We need to talk about Arsene

Arsene Wenger

Arsene Wenger. Photo by Ronnie Macdonald http://www.flickr.com

Don’t we Arsenal fans? I suspect there’s talk of little else at the Emirates at the moment. Wenger has been talking about the fans recently. Actually, to be more precise, he’s been blaming them.

Apparently it’s the “difficult climate” created by Arsenal fans during home games that’s been causing his delicate stars to underperform. I can only imagine the Arsenal dressing room at half time:

Wenger: “lads you’ve been terrible out there today” (actually maybe more likely, “I sense an undercurrent of discontent and a lack of fluidity in your interpretation of my tactical arrangements.”)

The Lads: “but boss, those nasty fans are shouting nasty things at us again.”

Wenger: “yes, I also suffer in this climate of hostility. Let them suffer too, carry on as you were.”

Fans are entitled to their opinions, their expectations (so often unfulfilled), and indeed to their protestations. Fans, in short, pay their money (rather a lot of it for the privilege of watching Arsenal) and will understandably blame the manager if they think that results are poor. It’s a brave manager that feels entitled to blame the fans in return.

In doing so, Wenger may finally have reached a tipping point at Arsenal. At the home game against Norwich there was an organised protest calling on Wenger to go. It didn’t involve a majority of Gunners fans inside the ground but the sense of discontent is gathering momentum.

It was a very polite protest as these things go: ‘All Good Things Must Come to an End’ suggested one placard. And so invariably they must. Wenger admitted after the game that he had been surprised at how small and mild the protest was (rather undermining his claim about the difficult climate that he bemoans having to endure).

That Wenger has been a good thing for Arsenal is not in the slightest doubt. The question is whether he remains a good thing for the club. He’s not.

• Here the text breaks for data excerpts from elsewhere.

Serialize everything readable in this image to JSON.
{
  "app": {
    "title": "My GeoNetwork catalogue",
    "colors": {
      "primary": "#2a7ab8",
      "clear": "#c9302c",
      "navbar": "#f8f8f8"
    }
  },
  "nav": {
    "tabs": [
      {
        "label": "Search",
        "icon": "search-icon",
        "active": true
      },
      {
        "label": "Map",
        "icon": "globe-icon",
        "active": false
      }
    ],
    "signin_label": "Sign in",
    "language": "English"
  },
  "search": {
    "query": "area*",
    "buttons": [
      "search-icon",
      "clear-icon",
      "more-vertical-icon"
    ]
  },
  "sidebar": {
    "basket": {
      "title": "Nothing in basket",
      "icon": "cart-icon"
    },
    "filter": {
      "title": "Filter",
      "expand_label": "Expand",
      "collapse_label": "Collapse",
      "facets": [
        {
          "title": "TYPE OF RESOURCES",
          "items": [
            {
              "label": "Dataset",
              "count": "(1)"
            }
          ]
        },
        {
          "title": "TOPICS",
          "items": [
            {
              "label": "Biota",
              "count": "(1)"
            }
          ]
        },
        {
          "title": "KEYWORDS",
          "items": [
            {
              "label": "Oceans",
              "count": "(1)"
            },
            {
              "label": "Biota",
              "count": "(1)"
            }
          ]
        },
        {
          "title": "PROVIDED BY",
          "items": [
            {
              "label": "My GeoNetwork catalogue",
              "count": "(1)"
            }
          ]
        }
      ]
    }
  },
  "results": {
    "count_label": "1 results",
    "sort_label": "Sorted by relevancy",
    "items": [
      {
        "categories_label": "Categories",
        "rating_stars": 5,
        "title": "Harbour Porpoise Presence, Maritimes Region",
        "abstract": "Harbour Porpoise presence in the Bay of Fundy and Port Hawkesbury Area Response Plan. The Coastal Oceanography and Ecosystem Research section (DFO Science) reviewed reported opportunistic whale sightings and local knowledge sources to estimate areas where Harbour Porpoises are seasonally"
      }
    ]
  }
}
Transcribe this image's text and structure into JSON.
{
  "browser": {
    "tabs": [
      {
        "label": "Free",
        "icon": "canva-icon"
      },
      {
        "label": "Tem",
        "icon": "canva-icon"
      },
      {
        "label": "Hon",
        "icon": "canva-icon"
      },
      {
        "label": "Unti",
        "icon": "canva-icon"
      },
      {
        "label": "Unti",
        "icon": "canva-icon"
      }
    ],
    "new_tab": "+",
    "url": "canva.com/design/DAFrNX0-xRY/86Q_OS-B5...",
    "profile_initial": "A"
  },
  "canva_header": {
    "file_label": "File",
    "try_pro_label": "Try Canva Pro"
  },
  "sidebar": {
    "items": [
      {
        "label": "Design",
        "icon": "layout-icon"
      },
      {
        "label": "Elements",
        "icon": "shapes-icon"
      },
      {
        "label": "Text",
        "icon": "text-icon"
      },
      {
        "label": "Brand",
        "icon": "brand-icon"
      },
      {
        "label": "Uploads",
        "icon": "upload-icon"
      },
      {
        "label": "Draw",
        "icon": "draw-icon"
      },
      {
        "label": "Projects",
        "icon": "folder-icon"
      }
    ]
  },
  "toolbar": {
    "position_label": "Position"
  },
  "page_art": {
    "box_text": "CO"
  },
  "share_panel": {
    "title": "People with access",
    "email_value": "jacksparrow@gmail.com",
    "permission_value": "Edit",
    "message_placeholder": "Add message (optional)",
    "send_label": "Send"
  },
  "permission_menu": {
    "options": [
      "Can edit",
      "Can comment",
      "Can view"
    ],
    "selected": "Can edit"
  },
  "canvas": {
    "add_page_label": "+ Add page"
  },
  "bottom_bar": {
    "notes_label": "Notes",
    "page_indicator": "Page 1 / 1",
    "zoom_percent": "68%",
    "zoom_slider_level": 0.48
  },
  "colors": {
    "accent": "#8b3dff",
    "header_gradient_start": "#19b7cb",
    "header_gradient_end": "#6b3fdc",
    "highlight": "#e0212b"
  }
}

The outburst blaming the fans illustrates the level of the Frenchman’s frustration but also suggests a lack of willingness to face up honestly to his own shortcomings. Arsenal may have as many as 99 problems but the supporters aren’t one. Wenger has wasted money, neglected to fill obvious gaps (a truly world class centre forward being the most glaring), and failed to figure out a formula to break down lesser teams on a regular basis.

You can, it seems, have too much of a good thing. Wenger is methodical, astute, and an excellent developer of young players. But he is also stubborn, inflexible, and increasingly brittle. It’s very sad to observe that he’s become a liability to Arsenal but that is the logical conclusion to draw from this season.

His side will probably finish in third place on Sunday. It’s been a Premier League campaign of fairy tale drama but also a distinct lack of quality. When was the last time that so many big guns fired so many blanks? The Gunners own firepower was more cap gun than cannon.

Wenger has been at Arsenal for almost 20 years, an incredible feat in modern football, but will he have a better chance to win the league in the next 20 years than this one? I doubt it.

There was no evidence of progress being made in the Champions League either. There isn’t a big team in Europe that fears Arsenal and the Emirates has not proved a difficult climate for very many visiting sides. Being eliminated by Barcelona is no disgrace in itself but Arsenal’s exit was meek, and like the protest, milder than expected.

That’s what really upsets the fans.

Next season? If Wenger remains in charge, they can expect more of the same. They do expect more of the same. Some Arsenal fans must be looking on enviously at the galvanising effect that Jurgen Klopp has had on Liverpool. Expectations have been raised for next season at Anfield. At the Emirates, expectations are about as low as UK interest rates.

And Arsenal fans are losing interest. Patches of red are starting to appear; emptied hope producing empty seats. It’s not a difficult climate that should concern Wenger but an apathetic one. Dynamism and energy are ebbing at the club.

The same is true of Manchester United and it began towards the end of Ferguson’s reign. He stayed on just a little too long, didn’t revitalise the squad as quickly and thoroughly as he should have done. Man U are still paying the price, and it’s an expensive one with the spending habits of Van GaaI.

Wenger has claimed that he won’t go on as long as Ferguson and I believe him. I’m not sure that he’ll be given the luxury of choosing the timing of his departure as the Scot did though. The transition at Old Trafford was botched and Arsenal should learn from it. Replacing a legend is never easy.

Wenger’s legendary status at Arsenal is guaranteed, it’s in the bank. So apparently is a considerable amount of money that he’s left unspent. I suggest he gets the chequebook out this summer because if he doesn’t then the chants of Arsene out will only get louder.

His future is less certain than at any time in the past 20 years. Maybe soon the board will feel the need to talk about it.